Since learning a bit of category theory, I am trying, as an exercise, to state results that I come across in categorical language. I am trying to do this with the following:

Let $\mathbf{K},\mathbf{K'}$ be two fields, let $f:\mathbf{K}\to\mathbf{K'}$ be a ring homomorphism, and let $\alpha\in \mathbf{K}_a$ (where $\mathbf{K}_a$ denotes the algebraic closure of $\mathbf{K}$). Also, let $\mu$ denote the minimal polynomial of $\alpha$ over $\mathbf{K}$. If $\beta$ is a root of $f(\mu)$ in $\mathbf{K}_a'$, then there exists a unique extension $\phi:\mathbf{K}(\alpha)\to \mathbf{K}_a'$ of $f$ such that $\phi(\alpha)=\beta$.

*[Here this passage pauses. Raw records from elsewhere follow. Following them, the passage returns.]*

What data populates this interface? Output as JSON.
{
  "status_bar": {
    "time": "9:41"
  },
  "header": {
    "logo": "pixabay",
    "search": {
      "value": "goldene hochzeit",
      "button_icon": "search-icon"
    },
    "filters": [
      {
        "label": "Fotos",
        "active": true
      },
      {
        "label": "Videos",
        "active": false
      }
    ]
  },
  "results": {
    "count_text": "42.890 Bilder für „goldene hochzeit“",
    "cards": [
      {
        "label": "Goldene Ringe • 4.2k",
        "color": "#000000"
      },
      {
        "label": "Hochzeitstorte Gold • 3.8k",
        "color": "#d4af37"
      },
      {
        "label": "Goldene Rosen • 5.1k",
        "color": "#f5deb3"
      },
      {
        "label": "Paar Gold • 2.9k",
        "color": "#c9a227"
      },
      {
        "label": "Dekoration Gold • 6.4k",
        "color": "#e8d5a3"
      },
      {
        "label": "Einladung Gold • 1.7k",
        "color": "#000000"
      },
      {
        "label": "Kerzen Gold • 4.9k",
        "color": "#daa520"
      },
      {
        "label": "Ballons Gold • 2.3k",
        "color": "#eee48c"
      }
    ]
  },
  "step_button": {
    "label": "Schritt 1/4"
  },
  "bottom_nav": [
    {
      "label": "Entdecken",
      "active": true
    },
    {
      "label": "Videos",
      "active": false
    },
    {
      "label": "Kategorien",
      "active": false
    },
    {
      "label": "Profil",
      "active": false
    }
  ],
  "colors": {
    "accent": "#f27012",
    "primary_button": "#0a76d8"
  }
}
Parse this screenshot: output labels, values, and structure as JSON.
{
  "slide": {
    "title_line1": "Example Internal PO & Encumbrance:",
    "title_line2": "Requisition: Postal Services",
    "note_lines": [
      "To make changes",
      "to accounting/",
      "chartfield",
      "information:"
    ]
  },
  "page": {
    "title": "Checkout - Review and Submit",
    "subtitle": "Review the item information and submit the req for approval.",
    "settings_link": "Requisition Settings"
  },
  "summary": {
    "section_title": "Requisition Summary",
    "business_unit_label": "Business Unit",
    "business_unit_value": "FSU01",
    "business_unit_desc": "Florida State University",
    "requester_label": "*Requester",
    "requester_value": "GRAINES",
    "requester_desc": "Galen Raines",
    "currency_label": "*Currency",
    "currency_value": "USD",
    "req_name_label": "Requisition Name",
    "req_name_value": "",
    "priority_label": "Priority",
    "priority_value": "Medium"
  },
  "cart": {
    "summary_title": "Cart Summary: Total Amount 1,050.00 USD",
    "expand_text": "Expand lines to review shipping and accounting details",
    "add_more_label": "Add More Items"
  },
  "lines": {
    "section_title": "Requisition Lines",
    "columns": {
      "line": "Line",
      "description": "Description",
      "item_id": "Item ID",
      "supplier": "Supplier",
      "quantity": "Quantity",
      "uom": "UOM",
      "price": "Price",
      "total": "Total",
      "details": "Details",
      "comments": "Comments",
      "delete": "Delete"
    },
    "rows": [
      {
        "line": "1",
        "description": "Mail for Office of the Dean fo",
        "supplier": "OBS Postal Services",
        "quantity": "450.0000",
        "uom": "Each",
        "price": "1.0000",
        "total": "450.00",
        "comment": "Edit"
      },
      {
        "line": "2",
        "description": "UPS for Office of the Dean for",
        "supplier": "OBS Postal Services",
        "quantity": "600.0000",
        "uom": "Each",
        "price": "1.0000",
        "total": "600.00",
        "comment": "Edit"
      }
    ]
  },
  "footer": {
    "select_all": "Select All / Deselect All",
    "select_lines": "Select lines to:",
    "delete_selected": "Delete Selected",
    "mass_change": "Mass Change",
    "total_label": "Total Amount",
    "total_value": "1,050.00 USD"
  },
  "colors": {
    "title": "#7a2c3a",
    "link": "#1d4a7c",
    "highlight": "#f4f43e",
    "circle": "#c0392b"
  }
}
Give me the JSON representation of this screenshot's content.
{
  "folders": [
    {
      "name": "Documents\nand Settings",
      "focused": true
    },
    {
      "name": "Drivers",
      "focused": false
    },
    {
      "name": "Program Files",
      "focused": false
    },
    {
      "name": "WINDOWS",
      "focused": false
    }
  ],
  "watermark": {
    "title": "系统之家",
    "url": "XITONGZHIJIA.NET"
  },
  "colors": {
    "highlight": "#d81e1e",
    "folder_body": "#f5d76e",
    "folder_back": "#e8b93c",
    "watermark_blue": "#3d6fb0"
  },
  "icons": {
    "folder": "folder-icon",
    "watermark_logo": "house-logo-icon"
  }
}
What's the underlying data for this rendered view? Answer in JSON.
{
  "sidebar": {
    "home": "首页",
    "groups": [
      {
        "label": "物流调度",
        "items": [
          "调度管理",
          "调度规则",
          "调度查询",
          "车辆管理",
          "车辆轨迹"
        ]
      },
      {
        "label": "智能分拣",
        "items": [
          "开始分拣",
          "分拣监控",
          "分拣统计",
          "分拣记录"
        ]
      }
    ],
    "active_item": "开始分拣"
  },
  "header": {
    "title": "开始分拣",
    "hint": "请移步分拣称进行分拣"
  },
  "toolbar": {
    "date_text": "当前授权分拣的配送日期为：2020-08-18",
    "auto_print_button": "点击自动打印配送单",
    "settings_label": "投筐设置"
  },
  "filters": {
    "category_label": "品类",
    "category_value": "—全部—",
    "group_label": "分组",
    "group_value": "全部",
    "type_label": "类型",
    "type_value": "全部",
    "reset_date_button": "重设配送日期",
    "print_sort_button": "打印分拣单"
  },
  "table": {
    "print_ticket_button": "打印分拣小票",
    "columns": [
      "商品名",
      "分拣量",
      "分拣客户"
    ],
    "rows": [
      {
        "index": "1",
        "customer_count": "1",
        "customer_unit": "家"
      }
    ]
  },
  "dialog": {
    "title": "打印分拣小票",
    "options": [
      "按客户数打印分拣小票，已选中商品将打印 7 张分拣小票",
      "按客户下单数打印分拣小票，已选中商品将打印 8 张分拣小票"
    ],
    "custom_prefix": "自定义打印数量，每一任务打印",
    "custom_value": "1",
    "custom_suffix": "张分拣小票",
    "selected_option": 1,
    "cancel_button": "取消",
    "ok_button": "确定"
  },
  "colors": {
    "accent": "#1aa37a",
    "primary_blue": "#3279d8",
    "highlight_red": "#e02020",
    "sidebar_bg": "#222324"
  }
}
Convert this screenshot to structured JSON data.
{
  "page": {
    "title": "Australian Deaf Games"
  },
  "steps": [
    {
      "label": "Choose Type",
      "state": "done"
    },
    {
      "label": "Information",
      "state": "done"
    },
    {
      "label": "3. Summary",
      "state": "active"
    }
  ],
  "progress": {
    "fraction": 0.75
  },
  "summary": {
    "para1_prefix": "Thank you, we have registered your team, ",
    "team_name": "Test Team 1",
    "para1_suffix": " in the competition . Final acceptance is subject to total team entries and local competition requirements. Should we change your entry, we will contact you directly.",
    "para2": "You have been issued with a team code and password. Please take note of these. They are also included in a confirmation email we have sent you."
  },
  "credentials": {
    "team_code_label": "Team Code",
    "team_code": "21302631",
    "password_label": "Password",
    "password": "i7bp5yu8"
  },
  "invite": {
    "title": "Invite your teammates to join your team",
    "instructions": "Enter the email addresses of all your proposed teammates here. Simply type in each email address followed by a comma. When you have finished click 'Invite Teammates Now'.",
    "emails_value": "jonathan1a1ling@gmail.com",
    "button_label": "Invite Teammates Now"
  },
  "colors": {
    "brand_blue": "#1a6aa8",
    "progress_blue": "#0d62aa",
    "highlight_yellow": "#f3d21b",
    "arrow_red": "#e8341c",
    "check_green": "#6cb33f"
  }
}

This looks like some kind of universal property, but I find it difficult to see exactly what happens here (if, of course, there is actually something happening in the categorical level).

Thanks for any help!

Answer 1

The universal property is that $K(\alpha)$ is the universal (initial) extension of $K$ together with a root of the minimal polynomial of $\alpha$. The algebraic closure has the property that every polynomial has a root, so it is in particular such an extension. (One might think it's the algebraic closure that's supposed to have a universal property here, but this isn't the case.)

Answer 2

Recall $K(\alpha)=K[x]/(f)$ and that polynomial algebras have a universal property (freely adjoin an element) and quotient rings have a universal property (kill elements in the ideal). It follows that for any $K$-algebra $R$ we have a bijection between $K$-algebra homomorphisms $K(\alpha) \to R$ and roots of $f$ in $R$. And yes, this is a universal property, because universal properties are basically just descriptions of representable functors, in this case $\hom_{K\mathsf{Alg}}(K(\alpha),-)$.